Principle of the Wilcoxon signed test
The Wilcoxon test is a non parametric test that allows to compare two paired samples.
Two tests have been proposed for the cases where samples are paired: the sign test and the Wilcoxon signed rank test.
The sign test is based on a simple principle: we compare the number of cases where the first sample is greater than the second sample to the number of cases where the second sample is greater that the first sample. The disadvantage of the sign test is that it does not take into account the size of the difference between each pair, data which is often available.
Wilcoxon proposed a test which takes into account the size of the difference within pairs. This test is called the Wilcoxon signed rank test, as the sign of the differences is also involved.
Dataset for a sign test and a Wilcoxon signed rank test
An Excel sheet with both the data and the results can be downloaded by clicking here.
The data correspond to an experiment in which depression is studied. Patients have been followed at two different times (0: pre-test and 6: 6 months follow-up). The variable to be compared is a depression score.
The goal of this tutorial is to compare the two periods with respect to the depression score.
Setting up a sign test and a Wilcoxon signed rank test on two paired samples
Once XLSTAT-Pro is activated, select the XLSTAT / Nonparametric tests / Comparison of two samples (Wilcoxon, Mann-Whitney, ...) command, or click on the corresponding button of the Nonparametric test menu (see below).
Once you've clicked the button, the dialog box appears. You can then select the data on the Excel sheet.
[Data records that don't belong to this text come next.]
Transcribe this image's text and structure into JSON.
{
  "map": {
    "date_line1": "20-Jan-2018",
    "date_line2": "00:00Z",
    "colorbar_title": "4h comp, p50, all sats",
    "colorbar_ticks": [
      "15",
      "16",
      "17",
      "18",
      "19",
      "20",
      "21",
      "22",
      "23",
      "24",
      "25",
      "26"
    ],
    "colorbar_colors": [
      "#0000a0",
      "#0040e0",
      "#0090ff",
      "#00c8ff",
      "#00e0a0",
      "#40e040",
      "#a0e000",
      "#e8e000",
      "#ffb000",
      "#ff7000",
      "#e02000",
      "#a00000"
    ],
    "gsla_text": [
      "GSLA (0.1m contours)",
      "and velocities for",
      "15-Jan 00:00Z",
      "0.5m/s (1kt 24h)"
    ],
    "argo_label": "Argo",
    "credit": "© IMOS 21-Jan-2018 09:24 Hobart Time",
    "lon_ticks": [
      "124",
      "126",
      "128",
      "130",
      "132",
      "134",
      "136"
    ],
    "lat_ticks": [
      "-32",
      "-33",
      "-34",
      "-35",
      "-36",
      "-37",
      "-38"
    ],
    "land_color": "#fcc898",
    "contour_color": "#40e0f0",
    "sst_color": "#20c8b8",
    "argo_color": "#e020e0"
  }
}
Select the paired samples option.
In the options tab, we suppose that the difference between samples is equal to 0. XLSTAT allows to compute the exact p-value for this test, we will not use it in this tutorial and will use the classical approximation of the p-value.
After you have clicked on the OK button, the results are displayed on a new Excel sheet (because the Sheet option has been selected for outputs).
Interpreting the results of a sign test and a Wilcoxon signed rank test on two paired samples
The first results displayed are the statistics for the samples.
For the sign test, we can see that the null hypothesis of equality is rejected. We can consider that patient state of depression has evolved.
Regarding the Wilcoxon signed rank test, the hypothesis is also rejected, which confirm the results of the sign test.